Ce nouveau sondage ne fait que révéler au grand jour cette hypocrisie de mauvais joueurs anglophones qui, plutôt que d’assumer leurs convictions d’un Canada bilingue en tant qu’outil permettant à la langue minoritaire de survivre et de s’émanciper, voient dans le bilinguisme généralisé le fardeau devant être porté sur les seules épaules des francophones comme le lourd tribut d’un peuple vaincu qui, maintenant qu’il ne constitue plus une menace numérique, a droit à toutes les douceurs du condamné à mort.
Aux Québécois d’être plus intelligents et de réclamer, face à l’unilinguisme anglophone canadien, un unilinguisme francophone québécois permettant d’atteindre les plus hauts échelons sociaux dans notre langue collective, ce bien le plus précieux, le seul que les Anglais n’ont jamais réussi, après plus de 250 ans d’occupation, à nous enlever complètement.
Oser la pluralité linguistique mondiale
Le monde d’aujourd’hui, contrairement à ce qu’affirment les anglomanes, ne se limite pas à l’anglais. Cette langue n’est ni la première, ni la seconde langue la plus parlée sur cette planète. C’est la langue des lieux communs et des affaires simplement parce que les États-Unis constituent encore – et ce règne achève – la première économie mondiale.
Hier, c’était l’empire britannique; aujourd’hui, l’empire globalisé d’une monoculture avilissante et irrespectueuse des peuples. Pour ceux qui méprisent les identités nationales, hier comme aujourd’hui, la survivance d’un peuple unique et authentique au nord de l’Amérique constituera toujours la pire des hérésies, et encore davantage s’il refuse la soi-disant suprématie de la langue anglaise.
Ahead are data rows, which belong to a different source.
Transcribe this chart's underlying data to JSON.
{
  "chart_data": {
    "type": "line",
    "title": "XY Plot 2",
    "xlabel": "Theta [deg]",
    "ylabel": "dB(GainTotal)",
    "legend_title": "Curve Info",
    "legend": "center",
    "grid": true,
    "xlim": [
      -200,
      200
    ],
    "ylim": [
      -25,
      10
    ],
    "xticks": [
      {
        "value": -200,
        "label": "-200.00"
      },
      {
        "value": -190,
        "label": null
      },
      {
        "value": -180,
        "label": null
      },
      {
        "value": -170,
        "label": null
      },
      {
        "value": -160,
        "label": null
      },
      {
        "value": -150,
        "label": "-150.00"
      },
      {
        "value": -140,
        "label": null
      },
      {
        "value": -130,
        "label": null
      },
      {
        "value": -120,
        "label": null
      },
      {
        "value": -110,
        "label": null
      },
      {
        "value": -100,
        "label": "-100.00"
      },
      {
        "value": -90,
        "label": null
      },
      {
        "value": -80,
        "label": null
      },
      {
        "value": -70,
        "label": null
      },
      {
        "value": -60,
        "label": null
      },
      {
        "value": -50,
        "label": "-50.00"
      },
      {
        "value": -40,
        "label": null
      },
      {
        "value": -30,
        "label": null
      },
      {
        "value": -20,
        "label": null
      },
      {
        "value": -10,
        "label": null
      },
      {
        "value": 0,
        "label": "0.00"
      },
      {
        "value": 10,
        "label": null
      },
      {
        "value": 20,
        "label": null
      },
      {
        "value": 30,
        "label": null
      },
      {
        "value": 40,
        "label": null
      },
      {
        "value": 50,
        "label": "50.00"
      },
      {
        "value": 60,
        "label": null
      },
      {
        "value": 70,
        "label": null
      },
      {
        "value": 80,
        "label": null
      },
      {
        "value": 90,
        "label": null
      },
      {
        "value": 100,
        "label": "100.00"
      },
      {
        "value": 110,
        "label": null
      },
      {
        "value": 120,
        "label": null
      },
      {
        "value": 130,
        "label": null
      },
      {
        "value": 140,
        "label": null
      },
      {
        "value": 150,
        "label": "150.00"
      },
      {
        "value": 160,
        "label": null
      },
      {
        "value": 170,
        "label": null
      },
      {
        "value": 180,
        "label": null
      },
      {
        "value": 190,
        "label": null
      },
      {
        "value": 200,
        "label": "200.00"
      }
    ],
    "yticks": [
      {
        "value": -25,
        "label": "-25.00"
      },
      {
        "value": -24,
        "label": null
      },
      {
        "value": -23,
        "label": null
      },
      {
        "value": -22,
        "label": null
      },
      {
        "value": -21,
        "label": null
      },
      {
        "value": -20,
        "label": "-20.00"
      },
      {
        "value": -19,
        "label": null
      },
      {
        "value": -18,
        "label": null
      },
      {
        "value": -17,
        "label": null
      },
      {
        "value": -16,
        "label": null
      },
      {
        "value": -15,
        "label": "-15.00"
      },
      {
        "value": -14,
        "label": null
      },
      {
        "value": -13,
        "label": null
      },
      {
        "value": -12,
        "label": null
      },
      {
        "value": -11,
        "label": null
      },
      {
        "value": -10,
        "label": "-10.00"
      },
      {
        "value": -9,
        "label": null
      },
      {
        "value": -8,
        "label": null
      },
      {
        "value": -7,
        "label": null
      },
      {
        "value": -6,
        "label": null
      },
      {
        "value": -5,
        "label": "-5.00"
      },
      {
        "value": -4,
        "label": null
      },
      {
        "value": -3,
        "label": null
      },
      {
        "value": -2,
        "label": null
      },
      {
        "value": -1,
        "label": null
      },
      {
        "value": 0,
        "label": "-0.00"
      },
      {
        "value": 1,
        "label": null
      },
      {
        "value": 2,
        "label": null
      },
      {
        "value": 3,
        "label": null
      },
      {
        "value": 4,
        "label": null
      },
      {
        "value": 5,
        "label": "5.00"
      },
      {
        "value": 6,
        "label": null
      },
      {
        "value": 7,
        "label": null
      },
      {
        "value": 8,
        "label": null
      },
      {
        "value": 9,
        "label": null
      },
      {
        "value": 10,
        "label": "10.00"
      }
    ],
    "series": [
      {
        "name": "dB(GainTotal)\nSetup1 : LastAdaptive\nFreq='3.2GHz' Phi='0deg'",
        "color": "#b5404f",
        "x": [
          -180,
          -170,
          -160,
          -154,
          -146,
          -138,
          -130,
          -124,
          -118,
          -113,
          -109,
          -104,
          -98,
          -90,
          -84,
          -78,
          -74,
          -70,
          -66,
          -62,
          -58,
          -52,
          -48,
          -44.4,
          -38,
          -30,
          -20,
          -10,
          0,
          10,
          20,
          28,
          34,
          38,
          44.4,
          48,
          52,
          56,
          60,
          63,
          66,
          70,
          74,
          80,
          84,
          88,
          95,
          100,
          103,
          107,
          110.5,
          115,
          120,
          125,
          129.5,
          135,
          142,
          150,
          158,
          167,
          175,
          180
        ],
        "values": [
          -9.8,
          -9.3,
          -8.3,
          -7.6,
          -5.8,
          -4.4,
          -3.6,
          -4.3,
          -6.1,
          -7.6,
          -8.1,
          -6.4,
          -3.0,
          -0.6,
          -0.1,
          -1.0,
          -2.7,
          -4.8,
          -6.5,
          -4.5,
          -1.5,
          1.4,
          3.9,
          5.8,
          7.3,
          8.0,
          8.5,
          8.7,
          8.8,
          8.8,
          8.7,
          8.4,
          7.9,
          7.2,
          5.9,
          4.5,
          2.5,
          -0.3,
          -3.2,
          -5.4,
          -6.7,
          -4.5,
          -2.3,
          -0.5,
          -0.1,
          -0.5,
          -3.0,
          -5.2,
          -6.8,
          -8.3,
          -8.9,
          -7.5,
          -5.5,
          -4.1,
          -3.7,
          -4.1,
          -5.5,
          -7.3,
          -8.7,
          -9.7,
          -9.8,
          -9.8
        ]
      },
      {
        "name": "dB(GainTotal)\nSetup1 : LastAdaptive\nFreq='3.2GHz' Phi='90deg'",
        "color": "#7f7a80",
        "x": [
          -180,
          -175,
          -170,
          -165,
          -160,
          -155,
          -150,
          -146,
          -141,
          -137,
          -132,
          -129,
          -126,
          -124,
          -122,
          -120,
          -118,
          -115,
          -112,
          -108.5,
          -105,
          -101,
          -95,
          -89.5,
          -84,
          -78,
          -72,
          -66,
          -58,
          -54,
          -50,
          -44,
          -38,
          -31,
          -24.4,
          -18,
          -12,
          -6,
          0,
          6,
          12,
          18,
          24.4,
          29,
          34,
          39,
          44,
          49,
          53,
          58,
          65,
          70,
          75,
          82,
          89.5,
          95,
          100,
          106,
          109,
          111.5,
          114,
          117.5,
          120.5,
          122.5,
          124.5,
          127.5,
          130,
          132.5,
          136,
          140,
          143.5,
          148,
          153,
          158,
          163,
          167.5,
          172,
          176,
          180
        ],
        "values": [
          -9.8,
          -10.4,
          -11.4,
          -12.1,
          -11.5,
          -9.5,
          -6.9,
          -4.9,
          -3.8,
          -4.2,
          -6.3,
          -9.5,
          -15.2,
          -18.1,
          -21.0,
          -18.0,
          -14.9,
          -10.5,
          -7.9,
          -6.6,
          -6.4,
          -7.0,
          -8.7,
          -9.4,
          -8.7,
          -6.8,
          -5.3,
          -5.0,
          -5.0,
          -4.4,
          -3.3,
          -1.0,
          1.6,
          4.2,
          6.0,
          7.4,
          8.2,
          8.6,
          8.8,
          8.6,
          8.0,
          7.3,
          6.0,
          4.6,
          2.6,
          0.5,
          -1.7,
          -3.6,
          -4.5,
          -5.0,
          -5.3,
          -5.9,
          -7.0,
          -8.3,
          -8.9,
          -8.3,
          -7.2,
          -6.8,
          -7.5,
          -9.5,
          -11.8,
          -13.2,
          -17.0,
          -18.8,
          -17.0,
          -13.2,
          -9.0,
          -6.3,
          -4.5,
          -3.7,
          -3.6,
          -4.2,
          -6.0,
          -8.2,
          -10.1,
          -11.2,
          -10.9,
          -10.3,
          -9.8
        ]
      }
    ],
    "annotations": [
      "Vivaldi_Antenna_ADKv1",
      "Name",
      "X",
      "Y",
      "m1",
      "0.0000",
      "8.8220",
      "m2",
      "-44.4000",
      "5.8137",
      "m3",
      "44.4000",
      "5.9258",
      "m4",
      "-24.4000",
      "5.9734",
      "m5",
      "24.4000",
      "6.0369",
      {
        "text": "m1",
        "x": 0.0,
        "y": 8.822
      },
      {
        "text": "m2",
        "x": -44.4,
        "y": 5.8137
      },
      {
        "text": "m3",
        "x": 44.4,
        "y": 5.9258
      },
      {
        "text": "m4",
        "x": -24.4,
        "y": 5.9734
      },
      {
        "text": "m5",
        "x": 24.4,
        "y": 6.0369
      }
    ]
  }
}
Nous avons su nous libérer, même partiellement, de Britanniques qui possédaient presque la moitié du monde. Ne croyons pas qu’il serait impossible, pour nous, de faire la même chose dans le contexte global actuel où les peuples ont plus besoin que jamais d’affirmer leurs identités respectives.
Le monde de demain, ne serait-ce qu’avec la montée de la Chine, de l’Inde et d’autres pays, sera pluriel, et un Québec résolument français sera le témoin de la capacité pour des langues plus faibles à fleurir dans un monde de diversité culturelle et de pluralité linguistique.
Un monde où, l’identité collective de chaque peuple étant bien assurée grâce au pouvoir d’un fort État démocratique assurant la cohésion linguistique, il sera possible de s’ouvrir réellement aux autres peuples, à leurs langues, à leurs cultures, à leurs identités propres, où ceux-ci, ne constituant plus une menace, enrichiront effectivement l’identité de chacun.
En attendant, si on commençait par mettre fin aux privilèges injustifiés des anglophones habitant sur notre territoire, à commencer par le sur-financement de leurs institutions ou le bilinguisme des services gouvernementaux?
Nous sommes à l’avant-garde de la défense des langues nationales.
En 1977 comme aujourd’hui, le monde nous regarde. À nous d’agir et de rendre le français aussi indispensable, incontournable au Québec que l’est l’anglais dans le reste du Canada.
Au nom de la survie du français et de l’espoir que celui-ci peut inspirer aux autres langues dominées, osons un Québec unilingue français!